I'm personally excited to see if I can get this to allow me to persist tmux sessions over a reboot.

Thoughts?

This is a nice PoC tool, but as a checkpointing solution the idea of using ptrace(2) just reeks of being a huge hack.

If you want to do syscall replaying, check out the Approximate Replay-Trace Compiler (ARTC).

For a full checkpointing suite on modern Linux, see CRIU or DMTCP.

This goes way back, to 1960s and 1970s transaction systems such as CICS and Univac's TIP. The idea is that you have a copy of an initialized transaction program in a ready to run state, and when a transaction comes in, it's attached to a copy of the program and executed.

This approach comes in two flavors - in one, each transaction gets a fresh copy of the program. In the other, the program is used over and over unless it aborts, in which case a new clean copy is loaded and used. This corresponds to CGI and FCGI under Apache.

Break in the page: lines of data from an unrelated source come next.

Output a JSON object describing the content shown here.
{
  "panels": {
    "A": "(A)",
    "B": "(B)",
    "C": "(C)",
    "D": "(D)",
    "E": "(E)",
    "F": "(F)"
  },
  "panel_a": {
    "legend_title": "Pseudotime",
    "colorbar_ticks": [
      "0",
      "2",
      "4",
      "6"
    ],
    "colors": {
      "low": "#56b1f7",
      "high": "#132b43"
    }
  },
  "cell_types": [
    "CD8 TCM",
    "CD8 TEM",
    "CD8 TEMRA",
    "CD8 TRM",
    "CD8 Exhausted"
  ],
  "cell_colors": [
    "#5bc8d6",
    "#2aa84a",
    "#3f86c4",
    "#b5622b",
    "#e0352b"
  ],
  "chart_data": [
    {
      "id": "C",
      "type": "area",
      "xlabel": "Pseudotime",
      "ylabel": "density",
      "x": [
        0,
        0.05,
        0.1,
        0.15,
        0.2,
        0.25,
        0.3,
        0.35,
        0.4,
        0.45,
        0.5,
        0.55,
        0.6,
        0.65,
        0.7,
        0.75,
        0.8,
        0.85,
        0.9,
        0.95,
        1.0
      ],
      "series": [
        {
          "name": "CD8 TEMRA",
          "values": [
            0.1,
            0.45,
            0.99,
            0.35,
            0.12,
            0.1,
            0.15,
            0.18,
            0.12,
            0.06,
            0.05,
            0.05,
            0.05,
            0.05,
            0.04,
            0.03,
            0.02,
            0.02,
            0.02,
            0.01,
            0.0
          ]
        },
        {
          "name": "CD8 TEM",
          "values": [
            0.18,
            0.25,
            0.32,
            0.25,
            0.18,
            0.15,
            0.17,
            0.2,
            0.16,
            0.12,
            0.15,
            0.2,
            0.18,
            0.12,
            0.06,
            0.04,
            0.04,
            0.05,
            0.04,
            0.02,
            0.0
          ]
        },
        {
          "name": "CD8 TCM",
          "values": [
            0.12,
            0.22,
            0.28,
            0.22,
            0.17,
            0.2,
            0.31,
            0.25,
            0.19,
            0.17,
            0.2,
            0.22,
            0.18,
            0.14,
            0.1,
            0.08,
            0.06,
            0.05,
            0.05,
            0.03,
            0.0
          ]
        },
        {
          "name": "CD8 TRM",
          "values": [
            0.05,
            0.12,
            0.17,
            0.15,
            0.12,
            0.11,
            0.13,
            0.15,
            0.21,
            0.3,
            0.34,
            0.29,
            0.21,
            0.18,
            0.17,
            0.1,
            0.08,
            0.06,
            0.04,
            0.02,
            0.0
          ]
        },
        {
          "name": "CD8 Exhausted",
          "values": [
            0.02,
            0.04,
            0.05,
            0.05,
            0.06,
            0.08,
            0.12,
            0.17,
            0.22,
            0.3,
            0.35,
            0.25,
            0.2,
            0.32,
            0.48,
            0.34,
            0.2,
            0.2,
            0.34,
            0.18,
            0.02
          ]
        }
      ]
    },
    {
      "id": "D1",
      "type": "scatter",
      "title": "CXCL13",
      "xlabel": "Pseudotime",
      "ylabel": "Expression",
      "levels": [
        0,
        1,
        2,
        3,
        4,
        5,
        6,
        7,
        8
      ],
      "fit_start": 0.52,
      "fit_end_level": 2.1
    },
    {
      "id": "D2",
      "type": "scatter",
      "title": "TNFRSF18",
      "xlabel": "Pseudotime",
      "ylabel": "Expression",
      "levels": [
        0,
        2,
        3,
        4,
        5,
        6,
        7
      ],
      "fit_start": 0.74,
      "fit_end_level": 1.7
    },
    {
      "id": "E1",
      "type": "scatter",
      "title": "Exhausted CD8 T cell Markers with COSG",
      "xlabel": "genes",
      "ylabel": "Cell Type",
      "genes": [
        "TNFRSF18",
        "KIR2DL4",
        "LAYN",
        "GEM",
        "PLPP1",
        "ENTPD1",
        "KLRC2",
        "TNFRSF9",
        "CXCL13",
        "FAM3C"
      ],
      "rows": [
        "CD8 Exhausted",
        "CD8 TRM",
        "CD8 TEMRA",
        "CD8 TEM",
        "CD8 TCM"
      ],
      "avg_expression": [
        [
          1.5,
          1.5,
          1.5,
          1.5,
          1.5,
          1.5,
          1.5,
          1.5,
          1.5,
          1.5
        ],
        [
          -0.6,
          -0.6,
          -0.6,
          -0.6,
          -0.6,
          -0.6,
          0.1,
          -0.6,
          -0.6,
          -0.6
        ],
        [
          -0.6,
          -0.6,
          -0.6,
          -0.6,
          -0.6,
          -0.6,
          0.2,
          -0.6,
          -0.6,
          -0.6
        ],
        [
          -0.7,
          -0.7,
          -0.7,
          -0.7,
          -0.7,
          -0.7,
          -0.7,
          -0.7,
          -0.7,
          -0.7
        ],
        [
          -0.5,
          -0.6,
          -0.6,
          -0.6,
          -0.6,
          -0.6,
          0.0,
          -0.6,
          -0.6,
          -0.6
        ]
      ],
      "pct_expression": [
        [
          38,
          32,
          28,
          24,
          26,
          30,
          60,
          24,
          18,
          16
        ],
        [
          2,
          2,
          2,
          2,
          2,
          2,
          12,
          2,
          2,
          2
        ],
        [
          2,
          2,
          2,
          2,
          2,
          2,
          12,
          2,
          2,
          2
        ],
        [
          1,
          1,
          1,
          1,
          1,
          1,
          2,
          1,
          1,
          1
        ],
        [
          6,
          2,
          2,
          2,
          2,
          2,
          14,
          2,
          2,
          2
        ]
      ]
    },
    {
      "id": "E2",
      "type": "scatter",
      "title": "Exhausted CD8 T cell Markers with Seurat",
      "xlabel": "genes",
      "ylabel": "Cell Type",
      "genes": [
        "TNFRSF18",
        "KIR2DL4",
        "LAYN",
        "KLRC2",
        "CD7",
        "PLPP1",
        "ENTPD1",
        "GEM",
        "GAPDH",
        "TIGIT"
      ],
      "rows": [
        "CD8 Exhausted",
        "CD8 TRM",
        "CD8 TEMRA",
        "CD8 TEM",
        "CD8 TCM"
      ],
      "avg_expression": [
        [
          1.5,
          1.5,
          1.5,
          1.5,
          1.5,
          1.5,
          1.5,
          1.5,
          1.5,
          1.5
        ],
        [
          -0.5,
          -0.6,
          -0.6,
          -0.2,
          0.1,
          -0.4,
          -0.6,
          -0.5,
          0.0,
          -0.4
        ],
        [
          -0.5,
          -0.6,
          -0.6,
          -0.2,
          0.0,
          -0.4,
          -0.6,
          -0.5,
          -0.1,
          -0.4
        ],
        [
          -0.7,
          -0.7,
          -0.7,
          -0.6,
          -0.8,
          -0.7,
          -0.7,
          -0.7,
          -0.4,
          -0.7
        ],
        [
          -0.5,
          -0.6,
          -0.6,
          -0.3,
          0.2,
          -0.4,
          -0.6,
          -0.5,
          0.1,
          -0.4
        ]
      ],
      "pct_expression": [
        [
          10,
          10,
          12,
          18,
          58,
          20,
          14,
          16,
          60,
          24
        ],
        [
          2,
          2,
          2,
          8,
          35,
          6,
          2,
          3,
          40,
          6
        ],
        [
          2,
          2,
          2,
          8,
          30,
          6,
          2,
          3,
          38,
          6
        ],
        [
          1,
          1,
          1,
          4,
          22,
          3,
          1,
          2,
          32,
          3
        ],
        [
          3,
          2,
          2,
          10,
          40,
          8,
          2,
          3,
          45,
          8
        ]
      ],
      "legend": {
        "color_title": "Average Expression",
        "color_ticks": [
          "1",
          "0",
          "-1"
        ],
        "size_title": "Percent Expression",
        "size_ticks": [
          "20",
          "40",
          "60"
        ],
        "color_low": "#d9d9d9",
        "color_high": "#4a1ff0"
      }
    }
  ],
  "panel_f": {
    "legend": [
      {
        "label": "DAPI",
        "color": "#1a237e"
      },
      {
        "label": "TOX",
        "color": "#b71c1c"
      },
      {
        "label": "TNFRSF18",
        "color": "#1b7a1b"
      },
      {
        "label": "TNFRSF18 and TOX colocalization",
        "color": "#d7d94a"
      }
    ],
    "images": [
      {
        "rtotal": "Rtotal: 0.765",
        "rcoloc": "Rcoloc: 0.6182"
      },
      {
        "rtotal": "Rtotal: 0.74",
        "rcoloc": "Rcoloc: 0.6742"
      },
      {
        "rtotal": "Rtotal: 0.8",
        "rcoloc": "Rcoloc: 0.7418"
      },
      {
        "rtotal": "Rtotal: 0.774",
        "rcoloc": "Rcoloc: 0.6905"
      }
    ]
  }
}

Programs which run as transactions have to be prepared for some unusual events. Time, for example, suddenly jumps forward when a stored transaction program starts. File and network connections have to be connected to the right things. Stateful connections, as with databases, may not play well with this approach. This can work well when the program doesn't have that much live state when the transaction program is frozen. A program that has a lot of startup overhead related to getting external resources may not be a good candidate. Unfortunately, those are the ones for which this is the biggest win.

If the main program is program loading overhead, as in Python and Java, maybe the solution is to go hard-compiled. C, C++, Go, and Rust are hard-compiled, and you can even hard-compile Java with GCC. Python and Javascript don't have that option.

(Nightmare of the future - precompiled Javascript snapshot blobs loaded into browsers.)